LAW PASSED BUT NOT IMPLEMENTED

Another challenge being discussed by women’s rights advocates at the U.N. is the implementation of laws guaranteeing equal rights for women.

One such law is the CEDAW, the U.N. Convention on the Elimination of Discrimination Against Women. Among its guarantees are fair pay and access to family planning and reproductive health services. (U.N. officials say African women work longer hours than men but earn about 60 percent of the pay of men in similar jobs.) It and other international protocols encourage women’s participation in the formulation and implementation of government policy.

Ravololonarisoa says most African countries (except Sudan, Niger and Mauritania) have signed the convention, which is send as a bill of rights for women. But the legislatures of some countries have not yet incorporated CEDAW and other such protocols into domestic law.

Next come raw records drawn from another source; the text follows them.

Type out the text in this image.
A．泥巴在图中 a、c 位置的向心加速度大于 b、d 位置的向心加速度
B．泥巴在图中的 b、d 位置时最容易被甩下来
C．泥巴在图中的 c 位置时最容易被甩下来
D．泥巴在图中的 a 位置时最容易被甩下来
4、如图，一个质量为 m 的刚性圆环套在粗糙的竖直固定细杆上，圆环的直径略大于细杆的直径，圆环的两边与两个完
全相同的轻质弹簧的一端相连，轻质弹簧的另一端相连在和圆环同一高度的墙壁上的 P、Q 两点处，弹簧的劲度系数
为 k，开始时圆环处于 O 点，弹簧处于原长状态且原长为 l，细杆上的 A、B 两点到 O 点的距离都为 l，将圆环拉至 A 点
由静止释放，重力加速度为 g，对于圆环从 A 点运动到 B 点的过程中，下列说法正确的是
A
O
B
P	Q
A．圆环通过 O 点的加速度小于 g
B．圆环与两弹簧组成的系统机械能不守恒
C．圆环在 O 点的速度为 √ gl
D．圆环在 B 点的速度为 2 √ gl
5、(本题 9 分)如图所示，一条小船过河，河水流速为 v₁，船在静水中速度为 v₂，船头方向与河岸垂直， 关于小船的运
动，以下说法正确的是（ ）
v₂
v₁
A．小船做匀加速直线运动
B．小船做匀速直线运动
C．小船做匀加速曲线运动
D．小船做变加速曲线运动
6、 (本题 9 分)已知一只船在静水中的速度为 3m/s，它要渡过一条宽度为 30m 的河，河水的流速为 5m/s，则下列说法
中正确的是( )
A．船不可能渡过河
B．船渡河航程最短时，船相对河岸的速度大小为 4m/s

Ravololonarisoa says the United Nations will conduct a study to examine to what extent the increased number of women in government is affecting the lives of average women. She says there’s concern that in some cases, women in government are representing their parties, but not their gender. But she says that may be different in Kenya.

"[In] Kenya, ... in the last elections the women constituted themselves into an independent women’s group to bring women candidates into parliament. That’s important and the idea is to have the women influence all of the policy-making processes from a gender perspective for the benefit of women…. What is clear is the presence of women in [government bodies] has made a difference in way power is being exercised."

Ravololonarisoa says the legal push for equality in Africa and the developing world depends on whether states can build what she calls “modern citizenship” – and make the promise of legal reforms felt among those who need it most.